SPIRITUS SANCTUS Ich bin dein, und du bist mein!
6. CHORALE Von Gott kömmt mir ein Freudenschein, wenn du mit deinen Äugelein mich freundlich tust anblicken. O Herr Jesu, mein trautes Gut, dein Wort, dein Geist, dein Leib und Blut mich innerlich erquicken: Nimm mich freundlich in dein Arme, • dass ich warme werd von Gnaden: auf dein Wort komm ich geladen.
1. CORO (WIEDERHOLT)
Liebe Gemeinde,
was an Pfingsten gefeiert wird, damit tun sich viele schwer. Dabei ist es nach der Apostelgeschichte ein wunderbares Ereignis voller im wahrsten Sinne des Wortes einleuchtender Bilder: Da kommt der Geist Gottes über alle möglichen Leute, Einheimische und Fremde, Gute und weniger Angenehme, und plötzlich verstehen alle einander bzw. sprechen ein Sprache, in der man sich verständigen kann - auch und gerade die Angehörigen verschiedenster Religionen und Kulturen.

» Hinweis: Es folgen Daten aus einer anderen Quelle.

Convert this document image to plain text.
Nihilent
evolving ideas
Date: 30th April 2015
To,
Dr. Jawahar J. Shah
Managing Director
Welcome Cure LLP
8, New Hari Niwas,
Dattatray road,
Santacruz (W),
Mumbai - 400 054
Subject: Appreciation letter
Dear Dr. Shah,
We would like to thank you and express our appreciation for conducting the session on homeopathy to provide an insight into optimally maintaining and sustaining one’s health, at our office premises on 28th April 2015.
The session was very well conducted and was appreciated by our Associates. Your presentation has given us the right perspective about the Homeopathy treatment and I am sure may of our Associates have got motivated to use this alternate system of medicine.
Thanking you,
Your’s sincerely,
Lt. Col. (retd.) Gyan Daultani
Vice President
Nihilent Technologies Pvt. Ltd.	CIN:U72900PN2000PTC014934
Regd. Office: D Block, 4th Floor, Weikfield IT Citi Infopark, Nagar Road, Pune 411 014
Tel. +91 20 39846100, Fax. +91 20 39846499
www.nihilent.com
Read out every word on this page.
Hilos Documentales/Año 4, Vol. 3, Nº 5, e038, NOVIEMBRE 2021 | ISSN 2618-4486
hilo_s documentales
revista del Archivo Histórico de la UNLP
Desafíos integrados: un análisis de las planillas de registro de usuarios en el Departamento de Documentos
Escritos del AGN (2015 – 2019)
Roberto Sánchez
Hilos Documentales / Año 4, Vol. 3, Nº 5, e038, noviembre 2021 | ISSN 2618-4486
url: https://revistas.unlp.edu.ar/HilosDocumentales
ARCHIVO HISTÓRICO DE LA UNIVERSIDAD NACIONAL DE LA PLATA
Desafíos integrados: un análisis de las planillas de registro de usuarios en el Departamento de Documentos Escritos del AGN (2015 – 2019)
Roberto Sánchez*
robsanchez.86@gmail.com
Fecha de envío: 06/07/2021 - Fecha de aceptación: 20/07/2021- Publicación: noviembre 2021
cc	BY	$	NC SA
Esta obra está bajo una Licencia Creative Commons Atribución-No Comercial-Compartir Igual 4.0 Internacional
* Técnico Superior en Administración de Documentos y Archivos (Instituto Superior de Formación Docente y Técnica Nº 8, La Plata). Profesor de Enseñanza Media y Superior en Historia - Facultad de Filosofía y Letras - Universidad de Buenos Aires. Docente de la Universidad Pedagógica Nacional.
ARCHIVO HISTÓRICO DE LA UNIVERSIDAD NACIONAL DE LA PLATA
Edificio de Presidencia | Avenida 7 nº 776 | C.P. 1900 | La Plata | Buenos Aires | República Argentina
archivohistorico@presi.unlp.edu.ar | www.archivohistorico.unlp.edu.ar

Ein bis heute hoffnungsvolles Geschehen, bei dem man sich wünscht: Ach, würde dieser Geist der Verständigung heute doch tatsächlich einmal über die Menschheit kommen. Aber da es zu schön um wahr zu sein scheint, legen viele diese Geschichte dann eher zu den Fabeln und Märchen. Was aber ist es, was dieses Verstehen bewirkt? In der Pfingstgeschichte ist es das gemeinsame Hören auf die großen Taten Gottes. Worin bestehen die? Eine Antwort darauf - und damit einen Einblick in die innere Seite des pfingstlichen Geschehens - bietet uns die gleich zu hörende Bach-Kantate an mit ihrem sich ganz am Johannesevangelium orientierenden Text.

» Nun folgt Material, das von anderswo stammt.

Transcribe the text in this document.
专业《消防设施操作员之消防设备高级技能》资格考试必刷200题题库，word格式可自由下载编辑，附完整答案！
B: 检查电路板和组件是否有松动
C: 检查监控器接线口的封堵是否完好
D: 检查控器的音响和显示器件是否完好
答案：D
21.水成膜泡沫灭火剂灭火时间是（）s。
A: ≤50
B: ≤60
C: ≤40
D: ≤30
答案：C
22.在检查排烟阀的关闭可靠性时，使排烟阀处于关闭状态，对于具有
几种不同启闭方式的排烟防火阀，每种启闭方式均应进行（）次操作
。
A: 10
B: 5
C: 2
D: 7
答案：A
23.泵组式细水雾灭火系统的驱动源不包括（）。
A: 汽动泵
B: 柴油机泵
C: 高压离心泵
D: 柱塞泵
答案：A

Der festliche Eingangschor gibt das Thema vor: „O seligste Zeiten! Gott will sich die Seelen zu Tempeln bereiten". Und im Rezitativ des Basses erklingt dann die Stimme des johanneischen Jesus: Wer mich liebt, der wird mein Wort halten und mein Vater wird ihn lieben und wir werden zu ihm kommen und Wohnung bei ihm machen. Das also ist Pfingsten nach Johannes: Gottes Unmittelbarkeit zu jedem Menschen. Dass er ins Innerste jedes Menschen kommen kann und will. Er will in uns wohnen - auf der Basis der Liebe und der Verständigung. Damit eröffnet er in uns einerseits einen Raum für den Trost, den wir in dieser Welt in ihrem Ineinander von Elend und Größe, Kummer und Glück dringend benötigen. Und verheißt uns andererseits eine notwendige Erneuerung und Korrektur unseres Denkens und Fühlens: Euer Herz wird eine andere Sprache sprechen als das Herz der Welt, in der ihr lebt.

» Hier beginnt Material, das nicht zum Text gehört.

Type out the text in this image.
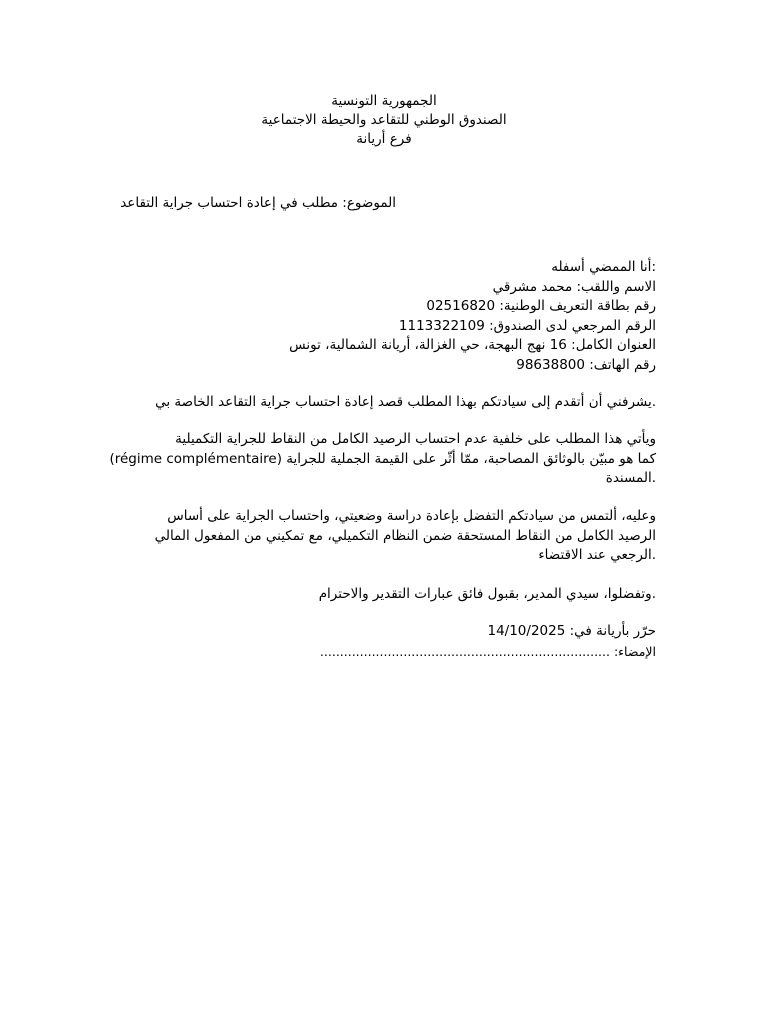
الجمهورية التونسية
الصندوق الوطني للتقاعد والحيطة الاجتماعية
فرع أريانة
الموضوع: مطلب في إعادة احتساب جراية التقاعد
:أنا الممضي أسفله
الاسم واللقب: محمد مشرقي
رقم بطاقة التعريف الوطنية: 02516820
الرقم المرجعي لدى الصندوق: 1113322109
العنوان الكامل: 16 نهج البهجة، حي الغزالة، أريانة الشمالية، تونس
رقم الهاتف: 98638800
.يشرفني أن أتقدم إلى سيادتكم بهذا المطلب قصد إعادة احتساب جراية التقاعد الخاصة بي
ويأتي هذا المطلب على خلفية عدم احتساب الرصيد الكامل من النقاط للجراية التكميلية
كما هو مبيّن بالوثائق المصاحبة، ممّا أثّر على القيمة الجملية للجراية (régime complémentaire)
.المسندة
وعليه، ألتمس من سيادتكم التفضل بإعادة دراسة وضعيتي، واحتساب الجراية على أساس
الرصيد الكامل من النقاط المستحقة ضمن النظام التكميلي، مع تمكيني من المفعول المالي
.الرجعي عند الاقتضاء
.وتفضلوا، سيدي المدير، بقبول فائق عبارات التقدير والاحترام
حرّر بأريانة في: 14/10/2025
الإمضاء: .........................................................................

Die Kantate ist voll von Sehnsucht nach dieser Veränderung. „Komm, lass mich nicht länger warten, komm, du sanfter Himmelswind, wehe durch den Herzensgarten", so heißt es in der Sopranarie im innigen Gespräch von Seele und Geist Gottes. „Ich erquicke dich, mein Kind." Vielleicht diese Kantate gerade darin besonders berührend, wenn man auf das schaut, was die Welt gerade bewegt und welche Sprache da oft gesprochen wird - nämlich eine, die alles andere als Verständigung im Sinn hat. Wo nicht nur politische Bündnisse auseinanderzubrechen drohen, wo Partnerschaften und Zielstellungen mehr oder weniger aufgekündigt werden ohne Not, ohne Sinn und Verstand. Wo jahrelange Bemühungen, die Menschheit näher zusammenzubringen in ihrer gemeinsamen Verantwortung für diese eine Welt, einfach mal so eben für obsolet erklärt werden. Man kann nur hoffen, dass sich der Geist der Kraft, der Liebe und der Besonnenheit Raum verschafft und dem Geist der Furcht die Luft ausgeht.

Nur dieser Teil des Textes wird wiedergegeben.